When you return home, you will have about 120 photos. Download a program called StarStax. It’s free and there are some basic tutorials online, but it’s pretty easy to figure out. I will sometimes put all the photos through lightroom first to adjust the sharpness and the noise reduction, etc before converting to jpeg. Then open StarStax and upload all the photos, click “stack,” and wait for the result. Save the final image and it *should* look similar to this. StarStax, and other star stacking programs, line up photographs on top of each other and bring the brightest pixels to the top. Since the stars moved but the foreground didn’t, they will appear to streak or “trail” across the photo. This program also works for lightning photography because it’s basically the same thing. If your final photo doesn’t look right, let me know, or look up a StarStax tutorial because the program has a lot to offer for solving problems that might come up. Good luck. It’s a lot of fun, and again let me know if you have any problems and I’ll try to help you!

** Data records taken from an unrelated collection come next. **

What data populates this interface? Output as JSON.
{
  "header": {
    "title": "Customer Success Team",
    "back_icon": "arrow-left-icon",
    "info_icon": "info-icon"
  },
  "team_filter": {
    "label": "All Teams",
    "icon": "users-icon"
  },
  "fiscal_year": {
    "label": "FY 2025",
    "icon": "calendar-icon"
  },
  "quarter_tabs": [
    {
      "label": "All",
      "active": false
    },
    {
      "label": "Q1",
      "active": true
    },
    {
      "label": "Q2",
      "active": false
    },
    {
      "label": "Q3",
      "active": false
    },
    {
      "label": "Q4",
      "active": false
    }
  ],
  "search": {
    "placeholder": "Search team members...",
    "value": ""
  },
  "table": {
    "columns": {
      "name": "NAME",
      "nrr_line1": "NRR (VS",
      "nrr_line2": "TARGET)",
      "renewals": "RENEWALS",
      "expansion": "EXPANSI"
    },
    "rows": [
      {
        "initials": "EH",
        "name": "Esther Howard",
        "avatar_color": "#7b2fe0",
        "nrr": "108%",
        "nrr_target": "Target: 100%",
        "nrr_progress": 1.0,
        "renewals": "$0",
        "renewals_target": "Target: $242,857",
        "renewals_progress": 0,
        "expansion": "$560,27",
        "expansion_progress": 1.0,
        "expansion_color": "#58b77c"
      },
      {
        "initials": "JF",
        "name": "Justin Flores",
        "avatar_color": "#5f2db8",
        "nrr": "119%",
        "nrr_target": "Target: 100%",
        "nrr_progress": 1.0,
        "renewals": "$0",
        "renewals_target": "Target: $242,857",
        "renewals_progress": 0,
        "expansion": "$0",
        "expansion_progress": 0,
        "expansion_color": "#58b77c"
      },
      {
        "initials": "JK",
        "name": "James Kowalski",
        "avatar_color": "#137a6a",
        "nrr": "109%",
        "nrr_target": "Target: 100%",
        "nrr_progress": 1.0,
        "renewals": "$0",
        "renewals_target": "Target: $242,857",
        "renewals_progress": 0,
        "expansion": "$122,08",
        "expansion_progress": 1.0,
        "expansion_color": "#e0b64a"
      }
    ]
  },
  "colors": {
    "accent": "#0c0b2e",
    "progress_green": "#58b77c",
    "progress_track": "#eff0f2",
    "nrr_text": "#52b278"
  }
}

In the end, the only way to *really* learn this stuff is just to try it, so you might not come back with a winner the first time. After trying it on my own a few times though I came back with this:
Keep at it and I promise you’ll be able to produce some satisfying results.
Some quick edits: Remember to bring a chair with you if you can. I always forget that part and I end up standing for over an hour. Also, I did not take the photo that was posted to Earthporn, I’m just giving explanations. Finally, thanks KaiserPodge for the gold! And thank you all for your questions and gratitude. I always like teaching people how to take photos because the technical side of photography can be intimidating which is an unfair barrier for beginners, but it’s actually pretty easy once you’re shown the techniques.